Women’s Prize for Fiction Winner

Screen Shot 2015-06-04 at 10.25.02 AMAli Smith’s How to Be Both (RH/Pantheon; OverDrive Sample) has won the Baileys Women’s Prize for Fiction.

The novel has garnered much attention. It won the Costa Novel Award and The Goldsmiths Prize and was a shortlist title for the Man Booker.

Comparing it to “what it felt like reading Virginia Woolf, James Joyce, all of the greats,” the award committee chair tells The Guardian, “this is not a good book, this is a great book, and people are going to be reading it long after I’m dead.”

The book was printed in two versions. One begins with the story of George, a young modern woman coping with the death of her mother who becomes enthralled by the paintings of the 15th century Renaissance artist Francesco del Costa. The other begins with the story of Francesco. Each edition contains both sections and were distributed in a random mix.

Reviews at the time of publication (Dec. 2014) were largely admiring if a bit nervous about its unusual structure.

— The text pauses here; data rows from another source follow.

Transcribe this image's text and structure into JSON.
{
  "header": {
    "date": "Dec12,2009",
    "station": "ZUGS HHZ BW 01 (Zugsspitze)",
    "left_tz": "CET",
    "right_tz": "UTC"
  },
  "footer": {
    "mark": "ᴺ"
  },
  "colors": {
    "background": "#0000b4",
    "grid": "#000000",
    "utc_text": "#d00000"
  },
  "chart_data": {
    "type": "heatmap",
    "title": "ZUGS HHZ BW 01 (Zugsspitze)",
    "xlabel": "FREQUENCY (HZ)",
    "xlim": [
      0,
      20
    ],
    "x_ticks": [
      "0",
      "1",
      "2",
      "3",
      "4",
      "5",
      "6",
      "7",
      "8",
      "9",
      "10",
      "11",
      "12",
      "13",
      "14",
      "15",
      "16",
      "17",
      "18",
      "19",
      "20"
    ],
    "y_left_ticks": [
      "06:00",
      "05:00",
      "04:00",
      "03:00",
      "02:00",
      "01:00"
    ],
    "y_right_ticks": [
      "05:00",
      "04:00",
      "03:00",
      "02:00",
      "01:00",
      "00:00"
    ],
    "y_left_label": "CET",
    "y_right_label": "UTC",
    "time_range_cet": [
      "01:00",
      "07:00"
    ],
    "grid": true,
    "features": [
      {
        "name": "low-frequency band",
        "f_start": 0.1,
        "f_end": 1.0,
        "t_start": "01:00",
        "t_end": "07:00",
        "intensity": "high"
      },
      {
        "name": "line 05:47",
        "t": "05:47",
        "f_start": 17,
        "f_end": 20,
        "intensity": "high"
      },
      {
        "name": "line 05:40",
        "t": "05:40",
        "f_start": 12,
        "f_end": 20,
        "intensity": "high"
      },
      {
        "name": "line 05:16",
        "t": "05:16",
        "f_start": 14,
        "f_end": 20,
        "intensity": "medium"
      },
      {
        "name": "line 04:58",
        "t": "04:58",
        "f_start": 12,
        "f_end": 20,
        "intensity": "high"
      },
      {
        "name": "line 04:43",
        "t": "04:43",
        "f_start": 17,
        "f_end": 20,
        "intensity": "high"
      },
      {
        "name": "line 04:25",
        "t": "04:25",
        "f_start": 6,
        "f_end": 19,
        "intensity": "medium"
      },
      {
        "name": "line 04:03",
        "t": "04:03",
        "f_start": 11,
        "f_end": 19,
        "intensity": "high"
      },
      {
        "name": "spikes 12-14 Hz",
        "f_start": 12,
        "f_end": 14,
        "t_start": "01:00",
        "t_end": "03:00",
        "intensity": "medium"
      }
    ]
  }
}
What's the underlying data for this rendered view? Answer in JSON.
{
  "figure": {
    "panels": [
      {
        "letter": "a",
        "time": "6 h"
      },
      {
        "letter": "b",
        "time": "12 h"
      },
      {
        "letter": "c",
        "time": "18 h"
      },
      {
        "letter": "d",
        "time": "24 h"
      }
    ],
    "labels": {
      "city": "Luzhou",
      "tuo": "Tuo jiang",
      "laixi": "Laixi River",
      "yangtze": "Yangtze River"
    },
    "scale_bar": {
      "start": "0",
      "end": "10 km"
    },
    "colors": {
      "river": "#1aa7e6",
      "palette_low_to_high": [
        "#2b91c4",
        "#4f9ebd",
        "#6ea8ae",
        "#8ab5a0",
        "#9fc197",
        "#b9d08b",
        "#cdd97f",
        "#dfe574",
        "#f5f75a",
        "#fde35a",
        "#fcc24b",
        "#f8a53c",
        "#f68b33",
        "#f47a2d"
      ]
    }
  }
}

Ron Charles wrote in The Washington Post: “Ali Smith’s playfully brilliant new novel makes me both excited and wary of recommending it. This gender-blending, genre-blurring story, which was shortlisted for the Booker Prize, bounces across centuries, tossing off profound reflections on art and grief, without getting tangled in its own postmodern wires. It’s the sort of death-defying storytelling acrobatics that don’t seem entirely possible — How did she get here from there? — but you’ve got to be willing to hang on.”

Janet Maslin told her readers in The New York Times: “Never judge a book by its structure. How to Be Both has a lot more allure than its overall rigor suggests, thanks to the obvious pleasure Ms. Smith takes in creating her peculiar parallels and exploring the questions they raise.”

Formerly known as the Orange Prize, the Baileys Award celebrates excellence in women’s writing from around the world. The shortlist included Rachel Cusk’s Outline, Laline Paull’s The Bees, Kamila Shamsie’s A God in Every Stone, Anne Tyler’s A Spool of Blue Thread, and Sarah Waters’ The Paying Guests.